Comment by giantrobot
4 years ago
> Who CARES if the SPA had to make 3xRTT in the background, if it can serve the next page up instantly because that data is already present and cached, it's a huge win.
The data is never in the cache. It is for a developer because they forget to clear their caches when testing. For most users the data will not be cached unless they're sitting on the SPA all day.
So when the user doesn't have data cached that 3xRTT on their spotty 4G signal the SPA pattern is of no help. Not everyone is sitting still on great WiFi. Someone's cellular reception can go from great to unusable just walking down the street.
>The data is never in the cache.
Then you have a shitty app.
Between localstorage and indexdb - unless you're literally out of disk and having storage being evicted, then if you've loaded my app once (and I mean once, not once this browser session) then I have data in cache.

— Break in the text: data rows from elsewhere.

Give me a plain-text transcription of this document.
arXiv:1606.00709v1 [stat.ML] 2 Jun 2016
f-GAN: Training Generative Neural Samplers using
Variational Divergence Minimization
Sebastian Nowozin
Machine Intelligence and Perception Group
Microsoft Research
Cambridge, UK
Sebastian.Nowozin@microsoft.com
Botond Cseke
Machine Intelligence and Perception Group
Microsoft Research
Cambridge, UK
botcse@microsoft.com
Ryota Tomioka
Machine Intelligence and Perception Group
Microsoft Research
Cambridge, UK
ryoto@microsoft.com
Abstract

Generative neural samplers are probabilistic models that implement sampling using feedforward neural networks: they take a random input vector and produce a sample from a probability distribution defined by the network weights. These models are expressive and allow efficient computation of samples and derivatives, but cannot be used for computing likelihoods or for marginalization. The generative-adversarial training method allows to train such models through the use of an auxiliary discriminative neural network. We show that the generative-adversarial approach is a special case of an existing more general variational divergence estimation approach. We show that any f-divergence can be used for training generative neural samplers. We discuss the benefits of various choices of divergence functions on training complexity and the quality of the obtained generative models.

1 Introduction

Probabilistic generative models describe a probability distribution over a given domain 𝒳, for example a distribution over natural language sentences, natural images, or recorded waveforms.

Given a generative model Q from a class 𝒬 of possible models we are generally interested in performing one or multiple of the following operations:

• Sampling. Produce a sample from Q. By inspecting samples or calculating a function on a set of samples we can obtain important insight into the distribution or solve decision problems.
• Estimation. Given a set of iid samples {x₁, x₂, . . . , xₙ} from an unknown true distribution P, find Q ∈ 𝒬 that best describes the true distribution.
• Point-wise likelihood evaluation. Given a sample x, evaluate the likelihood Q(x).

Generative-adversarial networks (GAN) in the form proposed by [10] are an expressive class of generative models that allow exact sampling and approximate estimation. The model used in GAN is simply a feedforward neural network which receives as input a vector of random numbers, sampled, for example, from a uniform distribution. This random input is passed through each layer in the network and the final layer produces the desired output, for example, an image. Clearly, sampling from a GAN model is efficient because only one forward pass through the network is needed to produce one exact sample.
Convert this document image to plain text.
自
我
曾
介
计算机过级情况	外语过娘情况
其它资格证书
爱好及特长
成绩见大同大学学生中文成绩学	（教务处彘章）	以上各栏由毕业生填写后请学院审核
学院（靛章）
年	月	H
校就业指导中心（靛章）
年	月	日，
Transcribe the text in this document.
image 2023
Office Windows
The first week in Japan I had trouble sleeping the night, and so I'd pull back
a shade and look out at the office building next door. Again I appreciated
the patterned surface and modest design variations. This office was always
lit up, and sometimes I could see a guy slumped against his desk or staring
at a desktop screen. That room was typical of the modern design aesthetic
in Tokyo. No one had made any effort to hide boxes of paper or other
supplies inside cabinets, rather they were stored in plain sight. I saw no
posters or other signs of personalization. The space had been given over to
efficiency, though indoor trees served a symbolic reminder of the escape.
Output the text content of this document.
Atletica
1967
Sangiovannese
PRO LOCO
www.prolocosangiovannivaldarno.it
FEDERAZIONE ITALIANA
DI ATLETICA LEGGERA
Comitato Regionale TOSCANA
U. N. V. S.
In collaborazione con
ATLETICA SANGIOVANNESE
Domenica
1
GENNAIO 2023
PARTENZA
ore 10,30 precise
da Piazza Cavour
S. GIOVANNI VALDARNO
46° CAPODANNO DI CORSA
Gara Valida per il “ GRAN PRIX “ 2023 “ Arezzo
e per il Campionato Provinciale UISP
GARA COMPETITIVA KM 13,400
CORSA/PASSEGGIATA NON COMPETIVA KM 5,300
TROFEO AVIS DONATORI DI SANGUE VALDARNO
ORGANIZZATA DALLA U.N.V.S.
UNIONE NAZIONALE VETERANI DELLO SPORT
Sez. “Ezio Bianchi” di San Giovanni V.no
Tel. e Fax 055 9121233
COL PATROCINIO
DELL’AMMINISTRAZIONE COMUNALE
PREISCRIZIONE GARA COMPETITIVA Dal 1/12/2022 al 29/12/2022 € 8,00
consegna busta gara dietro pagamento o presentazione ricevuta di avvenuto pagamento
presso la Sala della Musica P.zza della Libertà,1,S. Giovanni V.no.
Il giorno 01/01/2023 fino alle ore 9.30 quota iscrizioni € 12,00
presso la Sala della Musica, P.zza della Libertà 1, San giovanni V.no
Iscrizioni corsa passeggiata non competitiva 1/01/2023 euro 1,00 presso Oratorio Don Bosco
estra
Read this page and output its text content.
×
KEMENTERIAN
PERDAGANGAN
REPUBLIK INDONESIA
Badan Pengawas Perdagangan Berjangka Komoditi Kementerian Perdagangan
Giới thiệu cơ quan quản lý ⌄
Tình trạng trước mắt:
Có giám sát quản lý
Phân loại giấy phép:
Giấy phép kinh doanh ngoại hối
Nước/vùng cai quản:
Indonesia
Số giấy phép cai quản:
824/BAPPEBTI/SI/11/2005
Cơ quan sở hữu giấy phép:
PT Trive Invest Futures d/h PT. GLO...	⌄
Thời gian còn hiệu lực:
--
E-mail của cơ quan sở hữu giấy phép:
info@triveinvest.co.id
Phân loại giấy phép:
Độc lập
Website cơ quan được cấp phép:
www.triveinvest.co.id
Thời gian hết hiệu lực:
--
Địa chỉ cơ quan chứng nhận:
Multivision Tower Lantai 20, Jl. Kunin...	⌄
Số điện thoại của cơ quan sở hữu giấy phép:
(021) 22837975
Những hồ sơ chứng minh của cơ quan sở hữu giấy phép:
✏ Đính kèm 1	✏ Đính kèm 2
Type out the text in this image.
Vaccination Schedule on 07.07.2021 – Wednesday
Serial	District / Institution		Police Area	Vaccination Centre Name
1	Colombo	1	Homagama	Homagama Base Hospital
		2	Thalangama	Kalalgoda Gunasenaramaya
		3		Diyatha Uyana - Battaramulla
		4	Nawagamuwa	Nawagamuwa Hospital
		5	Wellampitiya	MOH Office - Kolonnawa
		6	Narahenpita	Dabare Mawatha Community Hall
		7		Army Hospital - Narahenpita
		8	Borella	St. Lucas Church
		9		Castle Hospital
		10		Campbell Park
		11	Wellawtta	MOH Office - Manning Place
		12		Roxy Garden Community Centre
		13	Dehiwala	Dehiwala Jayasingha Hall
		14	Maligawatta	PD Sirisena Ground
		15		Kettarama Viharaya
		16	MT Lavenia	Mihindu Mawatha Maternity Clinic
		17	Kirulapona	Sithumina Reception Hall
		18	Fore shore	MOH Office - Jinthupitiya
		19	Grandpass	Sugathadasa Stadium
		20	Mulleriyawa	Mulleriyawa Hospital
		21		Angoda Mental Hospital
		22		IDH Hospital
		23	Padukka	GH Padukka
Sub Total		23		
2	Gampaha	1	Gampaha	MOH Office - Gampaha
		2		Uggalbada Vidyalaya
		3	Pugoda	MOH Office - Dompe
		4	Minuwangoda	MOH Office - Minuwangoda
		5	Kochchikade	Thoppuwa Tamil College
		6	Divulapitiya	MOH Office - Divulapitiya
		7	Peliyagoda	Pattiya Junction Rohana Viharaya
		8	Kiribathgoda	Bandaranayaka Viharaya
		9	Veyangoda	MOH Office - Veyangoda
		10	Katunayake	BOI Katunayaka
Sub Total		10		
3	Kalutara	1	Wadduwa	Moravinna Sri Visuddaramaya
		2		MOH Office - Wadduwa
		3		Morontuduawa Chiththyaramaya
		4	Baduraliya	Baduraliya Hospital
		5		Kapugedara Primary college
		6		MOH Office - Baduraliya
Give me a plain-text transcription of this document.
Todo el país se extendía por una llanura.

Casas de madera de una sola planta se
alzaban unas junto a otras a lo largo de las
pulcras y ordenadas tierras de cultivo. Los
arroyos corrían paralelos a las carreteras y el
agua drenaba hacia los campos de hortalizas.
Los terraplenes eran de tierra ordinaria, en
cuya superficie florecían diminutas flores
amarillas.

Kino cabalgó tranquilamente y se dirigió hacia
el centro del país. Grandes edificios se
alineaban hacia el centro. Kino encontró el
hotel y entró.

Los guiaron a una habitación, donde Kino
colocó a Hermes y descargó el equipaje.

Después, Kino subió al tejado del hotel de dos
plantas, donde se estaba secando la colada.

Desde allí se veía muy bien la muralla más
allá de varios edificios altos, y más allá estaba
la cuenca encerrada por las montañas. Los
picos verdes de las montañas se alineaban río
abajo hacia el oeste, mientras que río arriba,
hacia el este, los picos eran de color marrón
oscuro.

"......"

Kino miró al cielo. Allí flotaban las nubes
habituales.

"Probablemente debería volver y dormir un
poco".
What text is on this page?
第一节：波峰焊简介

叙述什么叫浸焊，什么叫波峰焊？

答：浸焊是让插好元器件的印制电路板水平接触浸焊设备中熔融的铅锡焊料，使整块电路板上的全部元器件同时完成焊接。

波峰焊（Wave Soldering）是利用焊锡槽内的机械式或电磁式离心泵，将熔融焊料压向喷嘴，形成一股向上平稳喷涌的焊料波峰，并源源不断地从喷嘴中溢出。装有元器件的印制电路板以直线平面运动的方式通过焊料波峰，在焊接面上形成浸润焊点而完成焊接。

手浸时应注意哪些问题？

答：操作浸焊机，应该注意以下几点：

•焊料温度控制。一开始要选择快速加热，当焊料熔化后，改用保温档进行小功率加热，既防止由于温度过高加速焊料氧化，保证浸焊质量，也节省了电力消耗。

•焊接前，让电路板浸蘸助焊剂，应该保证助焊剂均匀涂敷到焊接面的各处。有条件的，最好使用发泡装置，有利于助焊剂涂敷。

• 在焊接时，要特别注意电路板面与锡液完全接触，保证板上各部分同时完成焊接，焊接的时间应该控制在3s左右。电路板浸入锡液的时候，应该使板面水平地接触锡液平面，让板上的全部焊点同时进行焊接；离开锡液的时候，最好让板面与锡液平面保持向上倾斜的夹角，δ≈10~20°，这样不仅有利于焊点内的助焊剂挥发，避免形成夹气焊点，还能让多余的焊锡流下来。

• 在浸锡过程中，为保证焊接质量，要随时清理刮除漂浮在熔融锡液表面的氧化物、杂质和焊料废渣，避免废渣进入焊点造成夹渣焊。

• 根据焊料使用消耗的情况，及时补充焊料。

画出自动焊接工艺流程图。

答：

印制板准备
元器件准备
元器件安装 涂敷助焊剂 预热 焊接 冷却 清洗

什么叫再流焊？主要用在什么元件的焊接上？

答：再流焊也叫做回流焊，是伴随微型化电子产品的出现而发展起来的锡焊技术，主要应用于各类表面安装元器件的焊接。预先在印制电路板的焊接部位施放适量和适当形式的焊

Basically - don't blame SPAs, blame developers for assuming that the same "request the data every page view" paradigm is still in play.
It's not, and storage is insanely cheap.
> Then you have a shitty app.
This feels a lot like you're making a “No True Scotsman” argument. The behaviour you're saying doesn't / shouldn't happen has been the defining characteristic of SPAs since the beginning and it's still immediately visible on most of them as soon as you have a less than perfect high-speed internet connection. If statistically nobody except the Wordle developer can make something which handles crappy WiFi the problem requires more than just saying someone is a bad developer.